In 1958, Reuters News Service hired Bubb as a full-time correspondent, a position she held for the remainder of her life. Bubb continued to freelance on the side, accepting assignments from Time-Life, People, the London Daily Telegraph, Springer News, Quick Magazine in Germany, newspapers, and wire services. She also covered for other regular space reporters when they were on vacation or unavailable on other assignments.

Bubb covered NASA's Project Mercury, Project Gemini, Apollo program and Space Shuttle program. She was determined to never miss a launch, reporting on over 1,600 consecutive launches by 1980 and more than 3,000 throughout her career.
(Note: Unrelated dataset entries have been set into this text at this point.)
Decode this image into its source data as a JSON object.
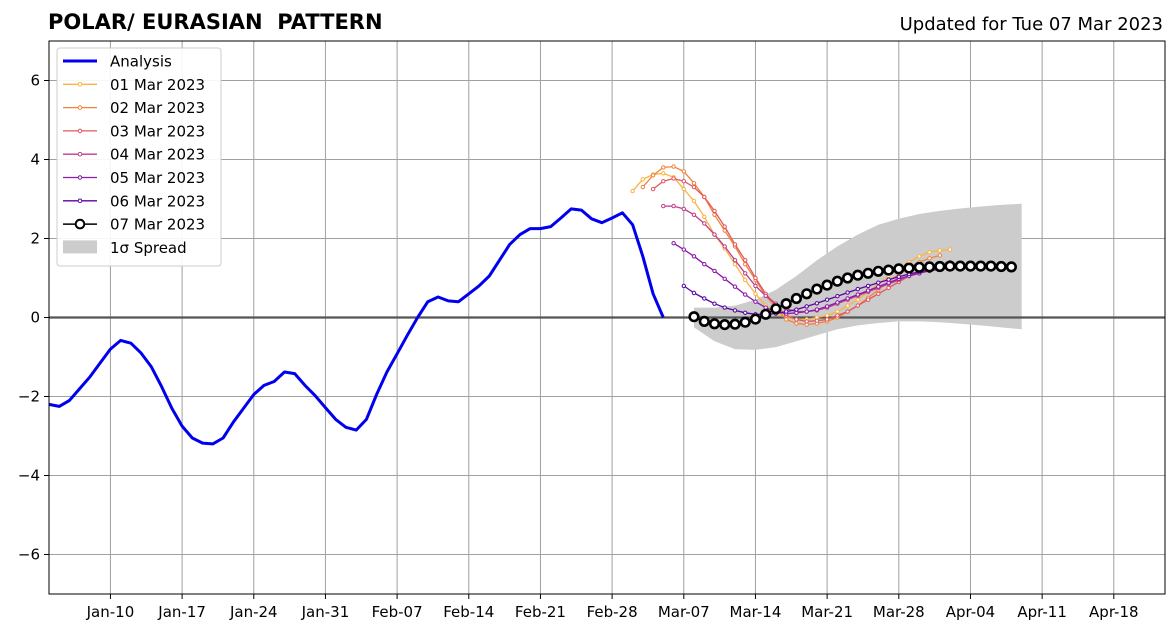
{
  "chart_data": {
    "type": "line",
    "title": "POLAR/ EURASIAN  PATTERN",
    "subtitle": "Updated for Tue 07 Mar 2023",
    "xlabel": "",
    "ylabel": "",
    "xlim": [
      "2023-01-04",
      "2023-04-23"
    ],
    "ylim": [
      -7,
      7
    ],
    "grid": true,
    "legend_position": "top-left",
    "x_ticks": [
      {
        "date": "2023-01-10",
        "label": "Jan-10"
      },
      {
        "date": "2023-01-17",
        "label": "Jan-17"
      },
      {
        "date": "2023-01-24",
        "label": "Jan-24"
      },
      {
        "date": "2023-01-31",
        "label": "Jan-31"
      },
      {
        "date": "2023-02-07",
        "label": "Feb-07"
      },
      {
        "date": "2023-02-14",
        "label": "Feb-14"
      },
      {
        "date": "2023-02-21",
        "label": "Feb-21"
      },
      {
        "date": "2023-02-28",
        "label": "Feb-28"
      },
      {
        "date": "2023-03-07",
        "label": "Mar-07"
      },
      {
        "date": "2023-03-14",
        "label": "Mar-14"
      },
      {
        "date": "2023-03-21",
        "label": "Mar-21"
      },
      {
        "date": "2023-03-28",
        "label": "Mar-28"
      },
      {
        "date": "2023-04-04",
        "label": "Apr-04"
      },
      {
        "date": "2023-04-11",
        "label": "Apr-11"
      },
      {
        "date": "2023-04-18",
        "label": "Apr-18"
      }
    ],
    "y_ticks": [
      {
        "value": -6,
        "label": "−6"
      },
      {
        "value": -4,
        "label": "−4"
      },
      {
        "value": -2,
        "label": "−2"
      },
      {
        "value": 0,
        "label": "0"
      },
      {
        "value": 2,
        "label": "2"
      },
      {
        "value": 4,
        "label": "4"
      },
      {
        "value": 6,
        "label": "6"
      }
    ],
    "analysis": {
      "name": "Analysis",
      "color": "#0000ee",
      "start_date": "2023-01-04",
      "values": [
        -2.2,
        -2.25,
        -2.1,
        -1.8,
        -1.5,
        -1.15,
        -0.8,
        -0.58,
        -0.65,
        -0.9,
        -1.25,
        -1.75,
        -2.3,
        -2.75,
        -3.05,
        -3.18,
        -3.2,
        -3.05,
        -2.65,
        -2.3,
        -1.95,
        -1.72,
        -1.62,
        -1.38,
        -1.42,
        -1.72,
        -1.98,
        -2.28,
        -2.58,
        -2.78,
        -2.85,
        -2.58,
        -1.95,
        -1.38,
        -0.92,
        -0.45,
        0.0,
        0.4,
        0.52,
        0.42,
        0.4,
        0.6,
        0.8,
        1.05,
        1.45,
        1.85,
        2.1,
        2.25,
        2.25,
        2.3,
        2.52,
        2.75,
        2.72,
        2.5,
        2.4,
        2.52,
        2.65,
        2.35,
        1.55,
        0.6,
        0.0
      ]
    },
    "spread": {
      "name": "1σ Spread",
      "color": "#cccccc",
      "x": [
        "2023-03-08",
        "2023-03-10",
        "2023-03-12",
        "2023-03-14",
        "2023-03-16",
        "2023-03-18",
        "2023-03-20",
        "2023-03-22",
        "2023-03-24",
        "2023-03-26",
        "2023-03-28",
        "2023-03-30",
        "2023-04-01",
        "2023-04-03",
        "2023-04-05",
        "2023-04-07",
        "2023-04-09"
      ],
      "upper": [
        0.25,
        0.25,
        0.3,
        0.45,
        0.7,
        1.05,
        1.45,
        1.8,
        2.1,
        2.35,
        2.5,
        2.62,
        2.7,
        2.76,
        2.81,
        2.85,
        2.88
      ],
      "lower": [
        -0.25,
        -0.6,
        -0.8,
        -0.82,
        -0.75,
        -0.6,
        -0.45,
        -0.3,
        -0.2,
        -0.14,
        -0.1,
        -0.1,
        -0.12,
        -0.16,
        -0.2,
        -0.25,
        -0.3
      ]
    },
    "series": [
      {
        "name": "01 Mar 2023",
        "color": "#fbb33f",
        "start_date": "2023-03-02",
        "values": [
          3.2,
          3.5,
          3.62,
          3.65,
          3.55,
          3.25,
          2.95,
          2.55,
          2.1,
          1.75,
          1.35,
          0.95,
          0.6,
          0.3,
          0.1,
          0.0,
          -0.05,
          -0.05,
          0.0,
          0.05,
          0.15,
          0.3,
          0.45,
          0.65,
          0.85,
          1.05,
          1.25,
          1.4,
          1.55,
          1.65,
          1.7,
          1.72
        ]
      },
      {
        "name": "02 Mar 2023",
        "color": "#f0843d",
        "start_date": "2023-03-03",
        "values": [
          3.3,
          3.6,
          3.8,
          3.82,
          3.7,
          3.4,
          3.05,
          2.6,
          2.2,
          1.8,
          1.35,
          0.95,
          0.55,
          0.25,
          -0.05,
          -0.15,
          -0.18,
          -0.15,
          -0.1,
          0.0,
          0.15,
          0.3,
          0.5,
          0.7,
          0.9,
          1.1,
          1.25,
          1.4,
          1.5,
          1.57
        ]
      },
      {
        "name": "03 Mar 2023",
        "color": "#e2585c",
        "start_date": "2023-03-04",
        "values": [
          3.25,
          3.45,
          3.52,
          3.45,
          3.3,
          3.05,
          2.7,
          2.3,
          1.85,
          1.45,
          1.0,
          0.6,
          0.3,
          0.05,
          -0.05,
          -0.1,
          -0.08,
          -0.05,
          0.05,
          0.15,
          0.3,
          0.45,
          0.6,
          0.75,
          0.9,
          1.05,
          1.18,
          1.28,
          1.35,
          1.4
        ]
      },
      {
        "name": "04 Mar 2023",
        "color": "#c03d8c",
        "start_date": "2023-03-05",
        "values": [
          2.82,
          2.82,
          2.75,
          2.6,
          2.38,
          2.1,
          1.8,
          1.45,
          1.12,
          0.8,
          0.55,
          0.35,
          0.22,
          0.15,
          0.15,
          0.18,
          0.25,
          0.35,
          0.45,
          0.55,
          0.65,
          0.75,
          0.85,
          0.95,
          1.05,
          1.12,
          1.2,
          1.25,
          1.3
        ]
      },
      {
        "name": "05 Mar 2023",
        "color": "#8e18a8",
        "start_date": "2023-03-06",
        "values": [
          1.88,
          1.72,
          1.55,
          1.35,
          1.18,
          0.98,
          0.78,
          0.58,
          0.4,
          0.25,
          0.15,
          0.1,
          0.12,
          0.15,
          0.2,
          0.28,
          0.38,
          0.48,
          0.58,
          0.68,
          0.78,
          0.88,
          0.98,
          1.05,
          1.12,
          1.18,
          1.22,
          1.25
        ]
      },
      {
        "name": "06 Mar 2023",
        "color": "#5a06a0",
        "start_date": "2023-03-07",
        "values": [
          0.8,
          0.62,
          0.48,
          0.35,
          0.25,
          0.18,
          0.12,
          0.08,
          0.08,
          0.1,
          0.15,
          0.2,
          0.28,
          0.36,
          0.45,
          0.54,
          0.63,
          0.72,
          0.8,
          0.88,
          0.96,
          1.03,
          1.1,
          1.16,
          1.21,
          1.25,
          1.28
        ]
      },
      {
        "name": "07 Mar 2023",
        "color": "#000000",
        "start_date": "2023-03-08",
        "values": [
          0.02,
          -0.1,
          -0.16,
          -0.18,
          -0.17,
          -0.12,
          -0.04,
          0.08,
          0.22,
          0.35,
          0.48,
          0.6,
          0.72,
          0.82,
          0.92,
          1.0,
          1.07,
          1.12,
          1.17,
          1.2,
          1.23,
          1.25,
          1.27,
          1.28,
          1.29,
          1.3,
          1.3,
          1.3,
          1.3,
          1.3,
          1.29,
          1.28
        ]
      }
    ],
    "legend": [
      {
        "label": "Analysis",
        "kind": "line",
        "color": "#0000ee"
      },
      {
        "label": "01 Mar 2023",
        "kind": "small-marker",
        "color": "#fbb33f"
      },
      {
        "label": "02 Mar 2023",
        "kind": "small-marker",
        "color": "#f0843d"
      },
      {
        "label": "03 Mar 2023",
        "kind": "small-marker",
        "color": "#e2585c"
      },
      {
        "label": "04 Mar 2023",
        "kind": "small-marker",
        "color": "#c03d8c"
      },
      {
        "label": "05 Mar 2023",
        "kind": "small-marker",
        "color": "#8e18a8"
      },
      {
        "label": "06 Mar 2023",
        "kind": "small-marker",
        "color": "#5a06a0"
      },
      {
        "label": "07 Mar 2023",
        "kind": "big-marker",
        "color": "#000000"
      },
      {
        "label": "1σ Spread",
        "kind": "patch",
        "color": "#cccccc"
      }
    ]
  }
}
When she first started, Bubbs claimed "I didn't know a rocket from a hole in the ground," but she later became known as a tenacious reporter with deep technical knowledge and a willingness to go to any lengths for a story. While NASA's head of public information Hugh Harris complimented her technical expertise after her death, during the 1960s-1970s, he wrote memos about her creating disruptions at launch events.
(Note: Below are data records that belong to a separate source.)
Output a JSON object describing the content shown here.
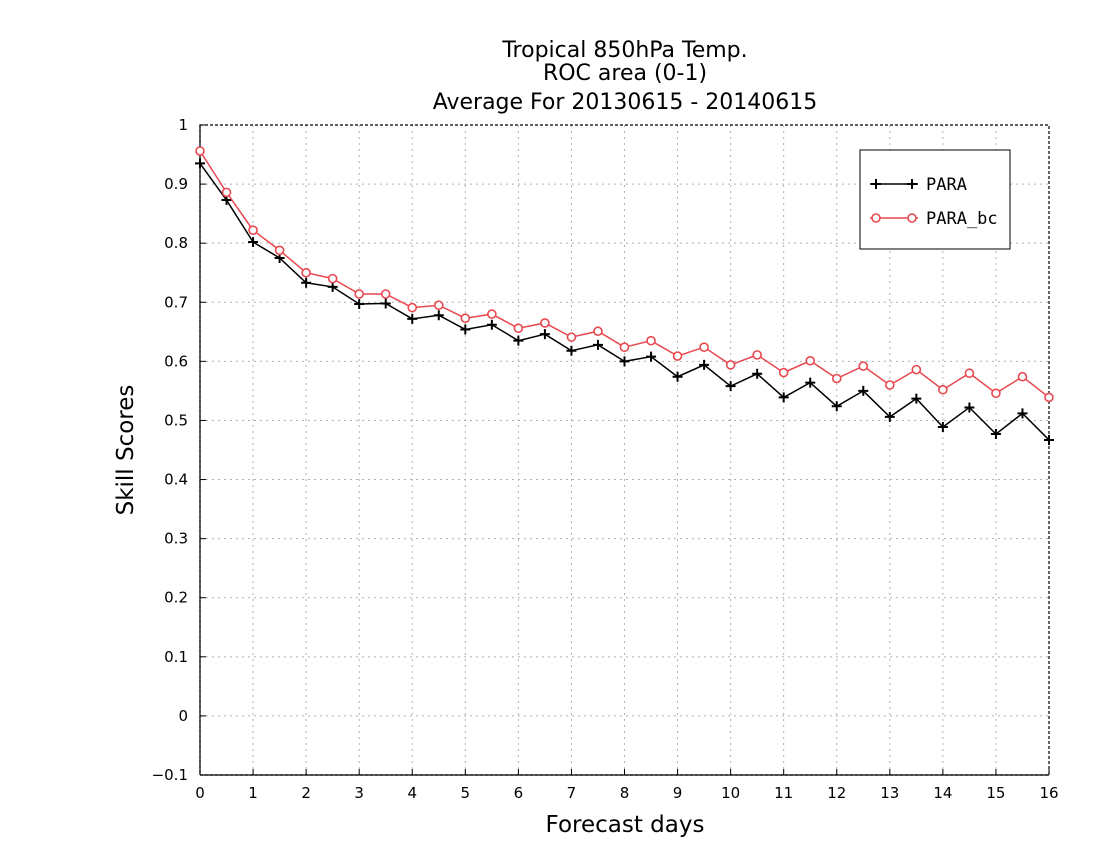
{
  "chart_data": {
    "type": "line",
    "title_lines": [
      "Tropical 850hPa Temp.",
      "ROC area (0-1)",
      "Average For 20130615 - 20140615"
    ],
    "xlabel": "Forecast days",
    "ylabel": "Skill Scores",
    "xlim": [
      0,
      16
    ],
    "ylim": [
      -0.1,
      1
    ],
    "xticks": [
      0,
      1,
      2,
      3,
      4,
      5,
      6,
      7,
      8,
      9,
      10,
      11,
      12,
      13,
      14,
      15,
      16
    ],
    "yticks": [
      -0.1,
      0,
      0.1,
      0.2,
      0.3,
      0.4,
      0.5,
      0.6,
      0.7,
      0.8,
      0.9,
      1
    ],
    "ytick_labels": [
      "−0.1",
      "0",
      "0.1",
      "0.2",
      "0.3",
      "0.4",
      "0.5",
      "0.6",
      "0.7",
      "0.8",
      "0.9",
      "1"
    ],
    "grid": true,
    "legend_position": "top-right",
    "x": [
      0,
      0.5,
      1,
      1.5,
      2,
      2.5,
      3,
      3.5,
      4,
      4.5,
      5,
      5.5,
      6,
      6.5,
      7,
      7.5,
      8,
      8.5,
      9,
      9.5,
      10,
      10.5,
      11,
      11.5,
      12,
      12.5,
      13,
      13.5,
      14,
      14.5,
      15,
      15.5,
      16
    ],
    "series": [
      {
        "name": "PARA",
        "color": "#000000",
        "marker": "plus",
        "values": [
          0.935,
          0.873,
          0.802,
          0.775,
          0.733,
          0.726,
          0.697,
          0.698,
          0.672,
          0.678,
          0.654,
          0.662,
          0.635,
          0.646,
          0.618,
          0.628,
          0.6,
          0.608,
          0.574,
          0.594,
          0.558,
          0.579,
          0.539,
          0.564,
          0.524,
          0.55,
          0.506,
          0.537,
          0.489,
          0.522,
          0.477,
          0.512,
          0.467
        ]
      },
      {
        "name": "PARA_bc",
        "color": "#e8484f",
        "marker": "circle",
        "values": [
          0.956,
          0.886,
          0.822,
          0.788,
          0.75,
          0.74,
          0.714,
          0.714,
          0.691,
          0.695,
          0.673,
          0.68,
          0.656,
          0.665,
          0.641,
          0.651,
          0.624,
          0.635,
          0.609,
          0.624,
          0.594,
          0.611,
          0.581,
          0.601,
          0.571,
          0.592,
          0.56,
          0.586,
          0.552,
          0.58,
          0.546,
          0.574,
          0.539
        ]
      }
    ]
  }
}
On 5 January 1968, Bubb launched a meteorological sounding rocket from Cape Canaveral's Launch Complex 43 under the supervision of Pan American World Airways.

Bubb regularly hosted parties in Cocoa Beach, Florida, both planned in advance and more spontaneously when launch delays kept reporters, astronauts, space program leaders, and corporate executives in town for longer than expected. Her parties were recognized as major social events, and she was a well-connected guest at other socially-prestigious events within the Cape Canaveral space community. For her less formal parties, Bubb would direct guests to bring ingredients or assist her during preparation.
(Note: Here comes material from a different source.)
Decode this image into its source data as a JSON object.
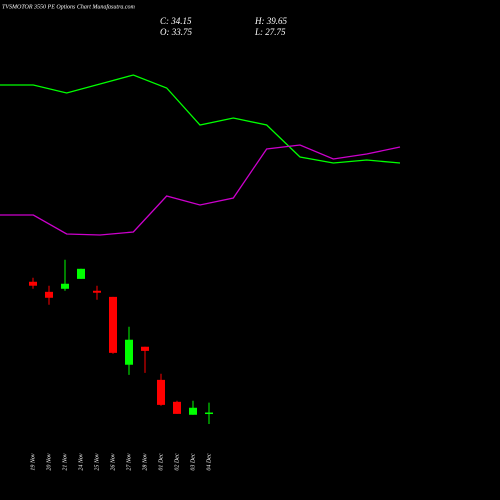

Along with making history as the only women among the first space reporters at Cape Canaveral, Bubb was often a part of the story as her elaborate hats were included in pictorial coverage. Bubb customized her hats to symbolize launch events, often by translating the mission patch into three dimensions. Over time, others in the space industry brought her hats from their travels.

At the 1987 Canaveral Press Club's Page One Ball, NASA awarded Bubb a lifetime achievement award.

===Death===
Bubb continued working up until her death, filing a report for Reuters on Governor Bob Martinez's announcement of plans for a commercial spaceport at Cape Canaveral on 25 March 1988, the Friday before her death. Earlier that week on 21 March, she reported on the launch of five Pershing 2 missiles from Cape Canaveral Air Force Station for Reuters, Associated Press, and United Press International.

==Personal life==
While in Jamestown, Chaffin met and married Maurice R. Bubb, changing her byline to Mary Bubb for the rest of her professional career even after the couple divorced in 1966.

The couple had two sons, Rodger and Dennis, while moving to Arizona then Illinois. During this time, Bubb switched from staff writer to freelancer, becoming a stringer for Fairchild Publications while in Peoria, Illinois.

In 1956, Bubb and family moved to Florida out of health concerns for their youngest son.